Recombinant hMutSα and hMutLα were produced in baculovirus-infected insect cells. Coding sequences for hMSH2 and hMSH6 were amplified by PCR from Image Clones (#3629489 and #4110354, respectively, Open Biosystem). The coding sequences for hMLH1 and hPMS2 were amplified by PCR from pFBdual_MutLα plasmid, a gift from Guo-Min Li at University of Kentucky Medical Center. Coding sequences for hMSH2, hMSH6, and hMLH1 were inserted into the pFastBac1 vector (Invitrogen) at BamHI and XhoI sites, and for hPMS2 at BamHI and SalI sites to yield pFB1_hMSH6, pFB1_hMSH2, pFB1_hMLH1, and pFB1_hPMS2. Constructs were verified by DNA sequencing and match Genbank accession BC004246 (hMSH6), BC021566 (hMSH2), U07343 (hMLH1) and U14658 (hPMS2). Baculovirus stocks were created (Kinnakeet Biotechnology) and propagated and titered in Sf9 cells (Invitrogen).

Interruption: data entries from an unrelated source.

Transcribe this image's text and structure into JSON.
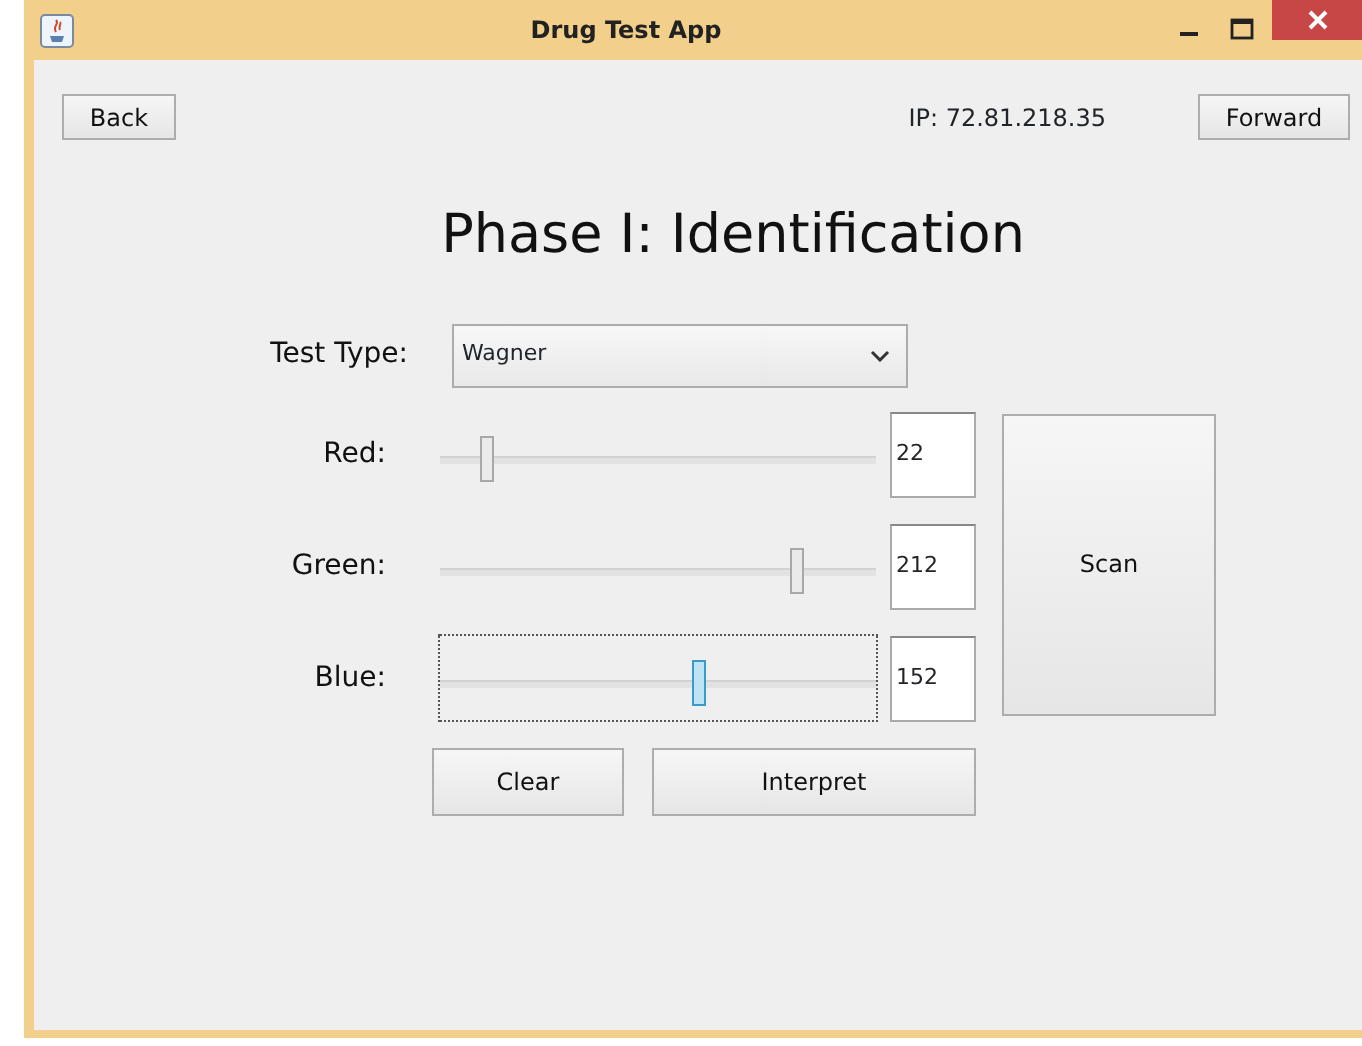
{
  "window": {
    "title": "Drug Test App"
  },
  "nav": {
    "back": "Back",
    "ip": "IP: 72.81.218.35",
    "forward": "Forward"
  },
  "heading": "Phase I: Identification",
  "test_type": {
    "label": "Test Type:",
    "value": "Wagner"
  },
  "channels": [
    {
      "name": "Red:",
      "level": 0.086,
      "reading": "22",
      "focused": false
    },
    {
      "name": "Green:",
      "level": 0.831,
      "reading": "212",
      "focused": false
    },
    {
      "name": "Blue:",
      "level": 0.596,
      "reading": "152",
      "focused": true
    }
  ],
  "buttons": {
    "scan": "Scan",
    "clear": "Clear",
    "interpret": "Interpret"
  }
}
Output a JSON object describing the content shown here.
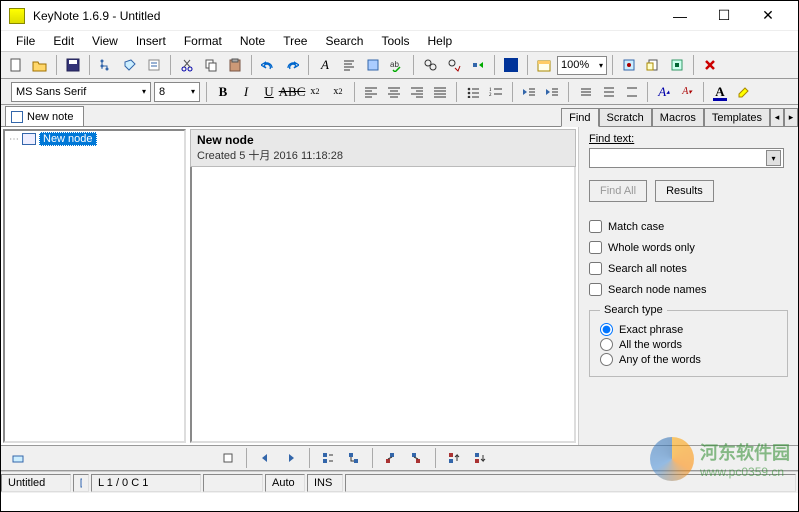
{
  "window": {
    "title": "KeyNote 1.6.9 - Untitled",
    "min": "—",
    "max": "☐",
    "close": "✕"
  },
  "menu": [
    "File",
    "Edit",
    "View",
    "Insert",
    "Format",
    "Note",
    "Tree",
    "Search",
    "Tools",
    "Help"
  ],
  "format": {
    "font": "MS Sans Serif",
    "size": "8",
    "zoom": "100%"
  },
  "tabs": {
    "note": "New note"
  },
  "tree": {
    "root": "New node"
  },
  "editor": {
    "title": "New node",
    "created": "Created 5 十月 2016 11:18:28"
  },
  "panel": {
    "items": [
      "Find",
      "Scratch",
      "Macros",
      "Templates"
    ],
    "find_label": "Find text:",
    "find_all": "Find All",
    "results": "Results",
    "match_case": "Match case",
    "whole_words": "Whole words only",
    "all_notes": "Search all notes",
    "node_names": "Search node names",
    "search_type": "Search type",
    "exact": "Exact phrase",
    "allw": "All the words",
    "anyw": "Any of the words"
  },
  "status": {
    "file": "Untitled",
    "pos": "L 1 / 0  C 1",
    "auto": "Auto",
    "ins": "INS"
  },
  "watermark": {
    "text": "河东软件园",
    "url": "www.pc0359.cn"
  }
}
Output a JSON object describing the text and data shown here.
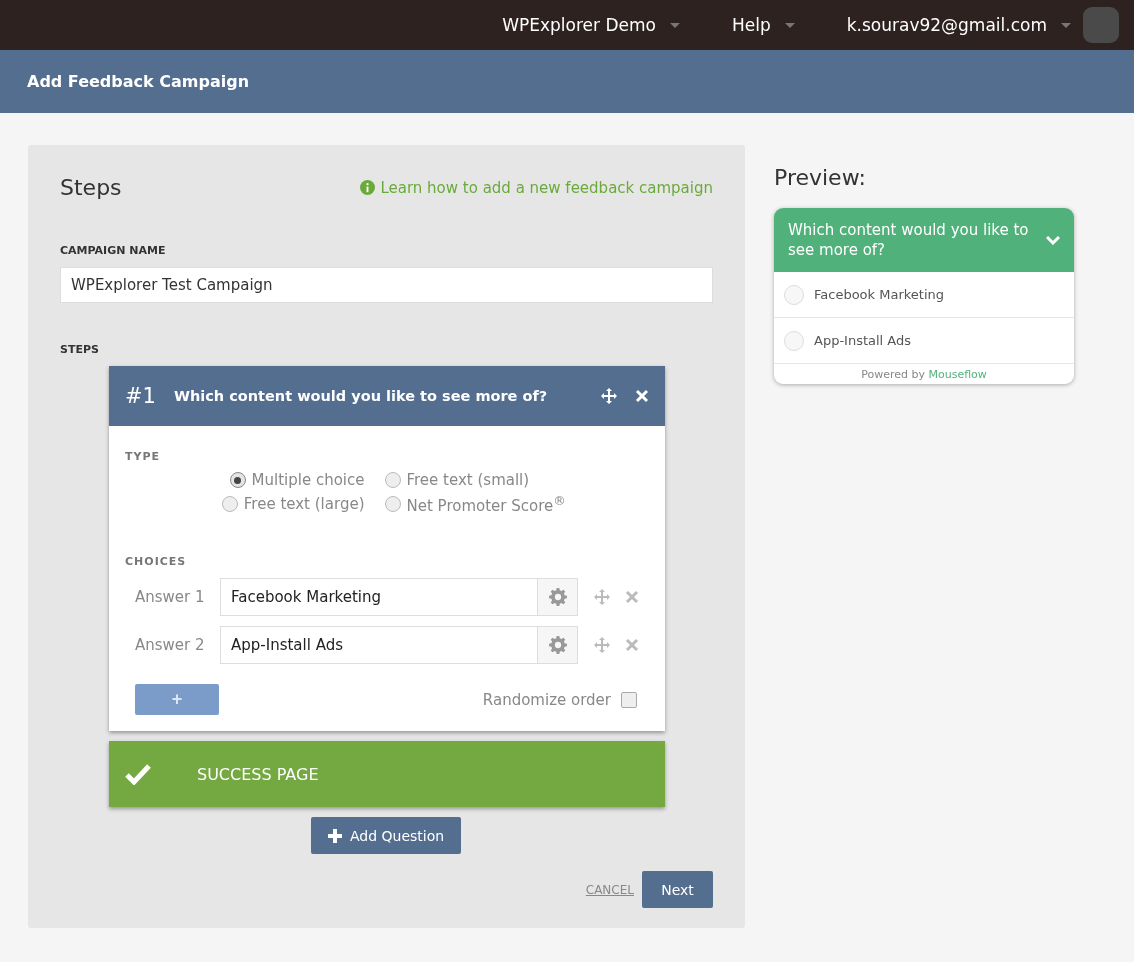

High Five insect cells (Invitrogen) were cultured in serum-free Express Five SFM medium (Invitrogen) supplemented with 20 mM L-glutamine at 27°C. Cells were coinfected at a density of 1×106/ml with baculovirus stocks encoding hMSH2 and hMSH6 at a multiplicity of infection (MOI) of 8 to produce MutSα, or with baculovirus constructs encoding hMLH1 and hPMS2 at a MOI of 2 to generate MutLα. One liter of infected cells was collected 60 hr later by centrifugation at 6,000 rpm for 10 min. For MutSα, cell pellets were dissolved in 80 ml of buffer A (25 mM HEPES, pH7.5; 0.1 mM EDTA; 10% glycerol; 1 mM DTT; 1 × Complete proteinase inhibitor cocktail (Roche); 0.1% PMSF). After swelling on ice for 10 min, cells were lysed with 20 strokes using a tight-fitting Dounce homogenizer on ice. After adjusting the salt concentration to 150 mM KCl, the suspension was clarified by centrifugation at 16,000 rpm for 30 min. The supernatant was then filtered through a 0.45μM filter unit (Corning) and loaded at 4°C onto a 6-ml Resource™ Q anion exchange column (GE Healthcare) equilibrated in Buffer A containing 150 mM KCl with a flow rate of 1.5 ml/min. The column was first washed with 60-ml buffer A plus 150 mM KCl, and then developed with a 90-ml gradient of KCl (150-650 mM) in buffer A. hMutSα eluted at approximately 250 mM KCl. The hMutSα-containing fractions were diluted to 150 mM KCl with buffer A and loaded onto a 5-ml HiTrap™ Heparin column (GE Healthcare) at 4°C which was developed with a 90-ml gradient of KCl, 150-650 mM, in buffer A; MutSα eluted at approximately 350 mM KCl. After concentration to 2 ml with an Amicon Ultracel-10K (Millipore), hMutSα-containing fractions were loaded on a HiLoad 16/60 Superdex 200 column (GE Healthcare) equilibrated with buffer A containing 100 mM KCl. The pooled hMutSα fractions were aliquoted, frozen in liquid nitrogen and stored at -80 °C.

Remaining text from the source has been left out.